Intersection of $2$ piecewise linear curves

Question

I want to create a low complexity algorithm to find a point of intersection of $2$ piecewise linear curves. One curve is monotonic decreasing and the other in monotonic increasing. Any suggestion on which method to use to get a low complexity algorithm?

Answer 1

First, create a set of all x-values where either curve changes slope. If one curve is monotonically increasing and the other is monotonically decreasing, you can jump from each x-value in the set to another starting from the smallest and increasing and calculate the y-value of each curve at that point.

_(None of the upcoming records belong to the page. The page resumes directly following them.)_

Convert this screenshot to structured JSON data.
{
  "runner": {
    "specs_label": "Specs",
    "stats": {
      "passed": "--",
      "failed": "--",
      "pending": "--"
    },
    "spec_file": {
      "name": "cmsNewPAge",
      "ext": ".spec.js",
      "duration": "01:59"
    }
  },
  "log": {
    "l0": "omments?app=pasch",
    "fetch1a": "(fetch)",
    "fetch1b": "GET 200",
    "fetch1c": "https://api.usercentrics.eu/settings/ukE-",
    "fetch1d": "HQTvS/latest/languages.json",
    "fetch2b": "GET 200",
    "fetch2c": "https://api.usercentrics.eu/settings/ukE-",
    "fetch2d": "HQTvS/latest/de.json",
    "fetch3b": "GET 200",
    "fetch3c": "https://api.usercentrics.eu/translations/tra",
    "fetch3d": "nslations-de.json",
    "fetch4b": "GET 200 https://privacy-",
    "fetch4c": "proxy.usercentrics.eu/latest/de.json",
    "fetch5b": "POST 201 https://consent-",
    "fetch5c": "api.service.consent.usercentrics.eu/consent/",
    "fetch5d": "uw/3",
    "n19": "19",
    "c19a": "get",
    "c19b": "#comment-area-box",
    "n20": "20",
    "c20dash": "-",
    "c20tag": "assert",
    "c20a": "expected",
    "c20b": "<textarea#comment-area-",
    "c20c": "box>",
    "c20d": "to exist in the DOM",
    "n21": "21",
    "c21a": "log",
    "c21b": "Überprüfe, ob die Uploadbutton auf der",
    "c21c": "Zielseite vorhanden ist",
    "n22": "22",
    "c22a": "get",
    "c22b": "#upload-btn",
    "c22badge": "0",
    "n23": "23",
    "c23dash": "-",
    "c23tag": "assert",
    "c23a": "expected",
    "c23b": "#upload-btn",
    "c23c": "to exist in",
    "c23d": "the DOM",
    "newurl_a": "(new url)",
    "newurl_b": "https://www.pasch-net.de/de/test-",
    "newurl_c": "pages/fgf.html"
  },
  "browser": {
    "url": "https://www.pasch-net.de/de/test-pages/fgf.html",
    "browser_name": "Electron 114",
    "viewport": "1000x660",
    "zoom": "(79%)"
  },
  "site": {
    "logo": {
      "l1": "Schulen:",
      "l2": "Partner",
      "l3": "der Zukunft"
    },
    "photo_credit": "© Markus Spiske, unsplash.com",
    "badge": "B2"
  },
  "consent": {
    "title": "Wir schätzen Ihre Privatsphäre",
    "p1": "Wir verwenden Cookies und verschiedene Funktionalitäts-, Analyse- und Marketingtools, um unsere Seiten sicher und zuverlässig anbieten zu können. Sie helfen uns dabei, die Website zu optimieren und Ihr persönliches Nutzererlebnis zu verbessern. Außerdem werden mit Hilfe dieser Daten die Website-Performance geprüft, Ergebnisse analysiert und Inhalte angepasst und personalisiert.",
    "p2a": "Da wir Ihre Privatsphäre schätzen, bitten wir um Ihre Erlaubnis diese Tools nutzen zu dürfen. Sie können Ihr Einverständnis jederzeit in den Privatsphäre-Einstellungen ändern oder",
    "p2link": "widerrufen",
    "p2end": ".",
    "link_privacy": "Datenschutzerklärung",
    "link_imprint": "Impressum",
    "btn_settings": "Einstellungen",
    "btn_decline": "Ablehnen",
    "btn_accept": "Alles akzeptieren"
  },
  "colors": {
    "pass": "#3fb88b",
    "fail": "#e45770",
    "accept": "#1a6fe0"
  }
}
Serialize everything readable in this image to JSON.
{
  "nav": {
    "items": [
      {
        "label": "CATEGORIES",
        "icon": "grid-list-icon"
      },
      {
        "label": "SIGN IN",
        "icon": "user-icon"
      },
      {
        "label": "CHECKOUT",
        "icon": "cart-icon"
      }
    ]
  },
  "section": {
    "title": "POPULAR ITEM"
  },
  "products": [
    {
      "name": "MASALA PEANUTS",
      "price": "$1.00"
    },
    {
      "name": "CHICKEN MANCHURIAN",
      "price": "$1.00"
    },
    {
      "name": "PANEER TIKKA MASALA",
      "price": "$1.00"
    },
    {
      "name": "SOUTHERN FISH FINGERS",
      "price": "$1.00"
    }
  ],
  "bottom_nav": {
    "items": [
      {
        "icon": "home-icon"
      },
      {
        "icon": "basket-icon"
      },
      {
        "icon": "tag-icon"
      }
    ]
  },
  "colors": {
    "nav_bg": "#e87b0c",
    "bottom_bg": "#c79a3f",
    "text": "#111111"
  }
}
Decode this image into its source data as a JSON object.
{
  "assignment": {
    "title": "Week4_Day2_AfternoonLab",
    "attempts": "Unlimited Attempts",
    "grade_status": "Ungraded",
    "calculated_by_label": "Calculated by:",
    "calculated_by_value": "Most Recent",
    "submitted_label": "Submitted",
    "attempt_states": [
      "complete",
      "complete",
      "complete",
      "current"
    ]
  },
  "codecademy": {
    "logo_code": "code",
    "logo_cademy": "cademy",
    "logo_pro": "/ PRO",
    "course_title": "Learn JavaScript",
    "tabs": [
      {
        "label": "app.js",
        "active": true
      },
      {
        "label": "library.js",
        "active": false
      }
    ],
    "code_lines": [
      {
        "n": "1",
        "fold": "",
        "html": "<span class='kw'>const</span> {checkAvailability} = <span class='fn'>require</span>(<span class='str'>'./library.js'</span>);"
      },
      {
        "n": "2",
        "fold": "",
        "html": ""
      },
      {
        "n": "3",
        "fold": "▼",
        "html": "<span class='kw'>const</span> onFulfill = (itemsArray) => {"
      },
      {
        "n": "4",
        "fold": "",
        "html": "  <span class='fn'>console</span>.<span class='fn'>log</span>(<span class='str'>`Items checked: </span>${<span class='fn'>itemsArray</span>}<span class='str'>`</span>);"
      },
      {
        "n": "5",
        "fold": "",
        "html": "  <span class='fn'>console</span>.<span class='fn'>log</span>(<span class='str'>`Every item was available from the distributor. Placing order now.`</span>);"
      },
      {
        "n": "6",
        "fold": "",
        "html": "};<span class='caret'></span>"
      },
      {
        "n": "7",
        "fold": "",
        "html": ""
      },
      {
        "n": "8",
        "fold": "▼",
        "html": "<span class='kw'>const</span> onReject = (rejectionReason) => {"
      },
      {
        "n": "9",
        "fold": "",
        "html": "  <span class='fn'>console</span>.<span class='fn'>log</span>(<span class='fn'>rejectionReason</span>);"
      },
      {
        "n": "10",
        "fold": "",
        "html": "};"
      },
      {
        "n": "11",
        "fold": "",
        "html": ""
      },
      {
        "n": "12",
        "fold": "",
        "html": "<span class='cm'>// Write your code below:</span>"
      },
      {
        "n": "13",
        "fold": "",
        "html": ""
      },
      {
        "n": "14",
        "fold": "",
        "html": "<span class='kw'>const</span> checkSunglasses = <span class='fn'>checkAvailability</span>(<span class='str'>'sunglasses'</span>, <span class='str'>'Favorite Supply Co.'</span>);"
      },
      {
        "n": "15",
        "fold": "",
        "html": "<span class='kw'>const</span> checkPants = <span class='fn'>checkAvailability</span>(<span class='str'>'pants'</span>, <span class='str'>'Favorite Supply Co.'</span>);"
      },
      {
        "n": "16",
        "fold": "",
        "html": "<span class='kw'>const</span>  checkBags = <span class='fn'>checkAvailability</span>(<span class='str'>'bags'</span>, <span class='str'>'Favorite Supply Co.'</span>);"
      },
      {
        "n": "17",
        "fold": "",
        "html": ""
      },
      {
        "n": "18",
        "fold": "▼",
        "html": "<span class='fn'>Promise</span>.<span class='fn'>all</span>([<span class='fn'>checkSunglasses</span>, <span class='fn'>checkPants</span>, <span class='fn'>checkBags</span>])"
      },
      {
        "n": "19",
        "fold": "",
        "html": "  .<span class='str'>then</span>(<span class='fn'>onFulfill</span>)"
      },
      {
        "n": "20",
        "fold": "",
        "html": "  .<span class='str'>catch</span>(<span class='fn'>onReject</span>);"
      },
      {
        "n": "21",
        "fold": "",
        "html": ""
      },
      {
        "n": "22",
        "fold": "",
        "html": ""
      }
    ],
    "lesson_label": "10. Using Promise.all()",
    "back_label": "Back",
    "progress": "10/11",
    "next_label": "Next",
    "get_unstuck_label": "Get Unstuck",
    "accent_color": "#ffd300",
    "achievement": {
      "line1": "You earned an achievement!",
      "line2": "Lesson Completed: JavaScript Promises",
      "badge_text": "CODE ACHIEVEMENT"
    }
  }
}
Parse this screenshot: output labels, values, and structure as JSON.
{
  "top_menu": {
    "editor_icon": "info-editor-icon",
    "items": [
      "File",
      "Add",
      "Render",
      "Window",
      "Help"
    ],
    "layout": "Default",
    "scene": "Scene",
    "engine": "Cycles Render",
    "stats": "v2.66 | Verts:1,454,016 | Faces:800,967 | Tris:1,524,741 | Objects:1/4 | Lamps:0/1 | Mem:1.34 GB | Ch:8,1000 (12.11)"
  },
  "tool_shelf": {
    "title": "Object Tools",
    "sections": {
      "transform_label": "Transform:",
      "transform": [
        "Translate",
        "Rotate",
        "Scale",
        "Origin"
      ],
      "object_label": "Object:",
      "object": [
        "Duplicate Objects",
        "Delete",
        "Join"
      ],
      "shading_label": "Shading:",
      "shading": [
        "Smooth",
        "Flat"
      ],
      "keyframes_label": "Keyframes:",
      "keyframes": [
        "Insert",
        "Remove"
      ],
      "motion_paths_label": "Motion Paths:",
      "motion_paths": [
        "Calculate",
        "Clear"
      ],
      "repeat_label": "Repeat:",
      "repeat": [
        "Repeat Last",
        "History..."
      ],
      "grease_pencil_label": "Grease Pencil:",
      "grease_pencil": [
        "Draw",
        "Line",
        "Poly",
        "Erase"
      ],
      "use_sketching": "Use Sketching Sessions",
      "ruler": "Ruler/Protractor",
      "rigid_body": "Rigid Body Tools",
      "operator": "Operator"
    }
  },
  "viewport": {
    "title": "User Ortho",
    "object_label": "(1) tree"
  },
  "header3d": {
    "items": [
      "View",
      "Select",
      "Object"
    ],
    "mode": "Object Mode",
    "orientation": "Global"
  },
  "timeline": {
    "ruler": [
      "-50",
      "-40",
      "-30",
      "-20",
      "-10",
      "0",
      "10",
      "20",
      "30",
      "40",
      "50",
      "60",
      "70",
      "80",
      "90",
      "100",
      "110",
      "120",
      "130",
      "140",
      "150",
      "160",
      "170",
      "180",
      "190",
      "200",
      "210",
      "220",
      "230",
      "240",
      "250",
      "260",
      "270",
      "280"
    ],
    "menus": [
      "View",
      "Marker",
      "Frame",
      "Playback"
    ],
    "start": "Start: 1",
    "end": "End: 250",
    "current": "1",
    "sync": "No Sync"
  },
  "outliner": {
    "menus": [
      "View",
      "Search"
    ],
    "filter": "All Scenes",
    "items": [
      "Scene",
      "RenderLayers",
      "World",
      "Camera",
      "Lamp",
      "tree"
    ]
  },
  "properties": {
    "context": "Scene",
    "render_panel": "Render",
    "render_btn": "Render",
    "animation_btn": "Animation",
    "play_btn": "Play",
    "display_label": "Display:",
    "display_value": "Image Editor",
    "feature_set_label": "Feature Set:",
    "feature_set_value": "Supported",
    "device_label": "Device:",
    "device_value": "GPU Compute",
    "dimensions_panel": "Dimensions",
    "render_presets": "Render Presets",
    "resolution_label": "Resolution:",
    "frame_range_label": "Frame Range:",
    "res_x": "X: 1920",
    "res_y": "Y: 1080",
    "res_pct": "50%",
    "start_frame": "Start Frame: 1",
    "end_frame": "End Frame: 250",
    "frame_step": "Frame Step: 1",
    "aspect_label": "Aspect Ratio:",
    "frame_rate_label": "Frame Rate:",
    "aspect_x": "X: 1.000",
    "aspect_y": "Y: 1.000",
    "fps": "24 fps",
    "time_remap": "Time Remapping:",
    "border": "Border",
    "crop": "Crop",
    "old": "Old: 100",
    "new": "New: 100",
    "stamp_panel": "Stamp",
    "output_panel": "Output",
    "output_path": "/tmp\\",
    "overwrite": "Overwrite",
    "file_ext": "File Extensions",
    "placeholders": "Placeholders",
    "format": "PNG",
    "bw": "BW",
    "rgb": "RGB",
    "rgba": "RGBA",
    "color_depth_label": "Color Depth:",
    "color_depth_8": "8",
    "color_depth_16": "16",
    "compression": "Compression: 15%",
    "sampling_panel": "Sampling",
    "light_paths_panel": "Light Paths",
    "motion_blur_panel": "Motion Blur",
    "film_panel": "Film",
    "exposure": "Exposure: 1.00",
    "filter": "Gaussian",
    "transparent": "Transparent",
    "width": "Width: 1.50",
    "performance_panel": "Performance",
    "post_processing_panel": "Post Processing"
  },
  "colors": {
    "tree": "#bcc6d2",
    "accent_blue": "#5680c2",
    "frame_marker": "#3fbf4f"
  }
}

Once you reach an x-value where the y-value of the monotonically increasing curve is larger than the y-value of the monotonically decreasing curve, you can find the slope-intercept forms of each of the curves where they intersect by using their current slopes and the y-values at the point you stopped at. Then, you just plug their slopes and y-intercepts into $x=\frac{b_{decreasing}-b_{increasing}}{m_{increasing}-m_{decreasing}}$ to find the x-value at which they intersect. You can then plug that value of x into either function to find the point of intersection. You may also want to search up "coordinate compression", which deals with a very similar topic in coding problems.

Answer 2

Hints:

There is an easy solution with linear complexity $O(n+m)$ (assuming that the pieces are sorted by increasing abscissa): perform a merge operation of the two lists of bounds, and at every value in one list, check if the value in the other list (obtained by linear interpolation) crosses.

But there is a faster way by dichotomy: choose the middle abscissa in one list and find the corresponding pair of abscissas that straddle it in the other list, by means of a dichotomic search. The sign of the difference of ordinates tells you if the intersection is on the left of on the right. Then repeat the process in the left or right halve. This leads to a complexity $O(\log(n)\log(m))$.